Abhiroop also added that entrepreneurs need to look at equity investors as long-term partners. Just like how a fund evaluates a brand, brands need to evaluate the fund too. New-age entrepreneurs must develop a point of view on which deals have worked out for the investors, and ones which haven’t. A reference check is essential in today’s date as these are long-term relationships and difficult to get out of.

Making a conscious decision to get the right strategic partner on board, Nutizoe’s Richa believes that brands need to treat their partnership with investors as a marriage, where both parties should be equally involved. You need to check the synergy and compatibility, she insisted. The investors brought in a lot of expertise in innovation, strategy, marketing benefits, etc for Nutrizoe which helped them crack some good cost-effective deals.

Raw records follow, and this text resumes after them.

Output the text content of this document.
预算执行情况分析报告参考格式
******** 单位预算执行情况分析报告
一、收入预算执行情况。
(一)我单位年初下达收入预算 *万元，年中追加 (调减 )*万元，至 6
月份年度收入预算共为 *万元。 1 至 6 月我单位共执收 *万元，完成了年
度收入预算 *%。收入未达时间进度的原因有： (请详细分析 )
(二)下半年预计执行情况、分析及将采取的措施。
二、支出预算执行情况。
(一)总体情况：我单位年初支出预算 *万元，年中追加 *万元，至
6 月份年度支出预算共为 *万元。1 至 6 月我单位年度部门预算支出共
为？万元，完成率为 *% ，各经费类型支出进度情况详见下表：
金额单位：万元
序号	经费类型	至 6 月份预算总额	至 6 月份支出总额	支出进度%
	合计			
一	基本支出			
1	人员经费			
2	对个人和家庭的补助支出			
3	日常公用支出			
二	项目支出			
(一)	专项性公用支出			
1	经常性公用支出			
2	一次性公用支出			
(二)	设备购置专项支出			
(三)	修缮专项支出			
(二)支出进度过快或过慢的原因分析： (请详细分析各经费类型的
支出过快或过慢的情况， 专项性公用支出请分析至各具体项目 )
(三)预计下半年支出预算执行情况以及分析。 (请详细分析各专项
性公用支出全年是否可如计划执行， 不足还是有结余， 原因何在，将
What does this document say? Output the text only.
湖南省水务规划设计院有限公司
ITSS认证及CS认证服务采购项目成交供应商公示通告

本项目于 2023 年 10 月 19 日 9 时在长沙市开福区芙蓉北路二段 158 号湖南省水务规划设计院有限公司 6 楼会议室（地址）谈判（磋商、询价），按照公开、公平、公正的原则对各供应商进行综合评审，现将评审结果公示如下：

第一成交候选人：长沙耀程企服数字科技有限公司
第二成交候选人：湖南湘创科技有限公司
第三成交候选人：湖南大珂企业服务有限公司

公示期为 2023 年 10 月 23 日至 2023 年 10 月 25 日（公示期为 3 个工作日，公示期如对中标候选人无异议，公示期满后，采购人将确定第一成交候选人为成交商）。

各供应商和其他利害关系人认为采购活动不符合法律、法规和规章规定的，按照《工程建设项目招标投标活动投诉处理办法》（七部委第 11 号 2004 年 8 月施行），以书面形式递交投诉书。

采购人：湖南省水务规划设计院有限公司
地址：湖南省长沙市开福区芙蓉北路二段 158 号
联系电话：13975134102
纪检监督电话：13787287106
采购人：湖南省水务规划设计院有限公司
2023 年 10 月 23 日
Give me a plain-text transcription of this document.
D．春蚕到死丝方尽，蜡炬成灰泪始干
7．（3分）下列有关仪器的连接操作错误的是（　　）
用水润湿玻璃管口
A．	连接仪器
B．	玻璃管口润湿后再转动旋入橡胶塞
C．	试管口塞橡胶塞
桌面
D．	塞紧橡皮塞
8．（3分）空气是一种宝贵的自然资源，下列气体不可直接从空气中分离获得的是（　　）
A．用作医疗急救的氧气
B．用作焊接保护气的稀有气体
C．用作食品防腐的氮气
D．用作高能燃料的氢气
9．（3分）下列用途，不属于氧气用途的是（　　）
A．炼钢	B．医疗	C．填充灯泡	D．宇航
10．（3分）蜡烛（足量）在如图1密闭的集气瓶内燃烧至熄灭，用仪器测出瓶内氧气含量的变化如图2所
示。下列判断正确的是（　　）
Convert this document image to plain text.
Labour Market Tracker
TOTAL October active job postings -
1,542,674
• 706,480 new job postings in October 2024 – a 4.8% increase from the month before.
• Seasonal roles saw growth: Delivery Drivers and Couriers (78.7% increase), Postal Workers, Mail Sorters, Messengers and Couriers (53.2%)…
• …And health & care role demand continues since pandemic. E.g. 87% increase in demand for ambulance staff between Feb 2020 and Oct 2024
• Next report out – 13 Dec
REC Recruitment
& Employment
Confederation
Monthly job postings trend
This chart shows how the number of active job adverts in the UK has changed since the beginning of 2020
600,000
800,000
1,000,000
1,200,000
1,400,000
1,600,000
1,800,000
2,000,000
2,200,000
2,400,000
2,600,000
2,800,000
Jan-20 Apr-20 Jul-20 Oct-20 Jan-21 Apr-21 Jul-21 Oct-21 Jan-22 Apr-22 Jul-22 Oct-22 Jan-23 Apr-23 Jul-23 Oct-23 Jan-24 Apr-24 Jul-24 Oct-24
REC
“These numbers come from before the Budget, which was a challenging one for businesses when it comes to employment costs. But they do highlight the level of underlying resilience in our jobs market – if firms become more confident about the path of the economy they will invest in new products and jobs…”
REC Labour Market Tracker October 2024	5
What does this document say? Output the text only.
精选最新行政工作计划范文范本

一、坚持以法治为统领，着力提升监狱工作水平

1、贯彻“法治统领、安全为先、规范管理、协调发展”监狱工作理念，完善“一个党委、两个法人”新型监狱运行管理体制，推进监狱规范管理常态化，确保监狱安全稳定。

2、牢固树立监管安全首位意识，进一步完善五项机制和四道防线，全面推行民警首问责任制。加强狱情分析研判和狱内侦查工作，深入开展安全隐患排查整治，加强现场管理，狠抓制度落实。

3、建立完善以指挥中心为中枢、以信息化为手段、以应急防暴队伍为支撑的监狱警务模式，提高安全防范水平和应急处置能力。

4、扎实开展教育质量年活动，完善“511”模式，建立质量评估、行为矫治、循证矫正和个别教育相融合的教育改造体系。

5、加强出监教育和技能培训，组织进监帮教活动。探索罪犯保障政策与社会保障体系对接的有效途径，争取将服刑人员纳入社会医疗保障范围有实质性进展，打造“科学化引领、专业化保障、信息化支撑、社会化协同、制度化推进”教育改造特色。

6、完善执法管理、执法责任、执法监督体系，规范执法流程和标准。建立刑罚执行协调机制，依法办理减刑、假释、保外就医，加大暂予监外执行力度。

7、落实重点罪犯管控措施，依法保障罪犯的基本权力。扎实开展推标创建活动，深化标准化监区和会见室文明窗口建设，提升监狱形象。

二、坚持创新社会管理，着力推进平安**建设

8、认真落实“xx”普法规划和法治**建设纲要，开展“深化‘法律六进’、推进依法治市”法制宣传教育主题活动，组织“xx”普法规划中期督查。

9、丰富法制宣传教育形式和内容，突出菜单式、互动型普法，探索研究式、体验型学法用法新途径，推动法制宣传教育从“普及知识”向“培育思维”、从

While Vikram feels that investors need to add value, Apeksha always looks for the same vision. The team met various investors to finally zero in on the one who shared her vision. Ours is a small team and our investors became a sounding board for us. They also helped us with networking and connected us with an agency for marketing, she revealed.

D2C brands will continue to experience new highs, said Abhiroop, but brands should not depend on capital investment and simply use it as an option. If you are building a good business that is making money, you can get working capital from revenue-based financing firms like Velocity, he signs off.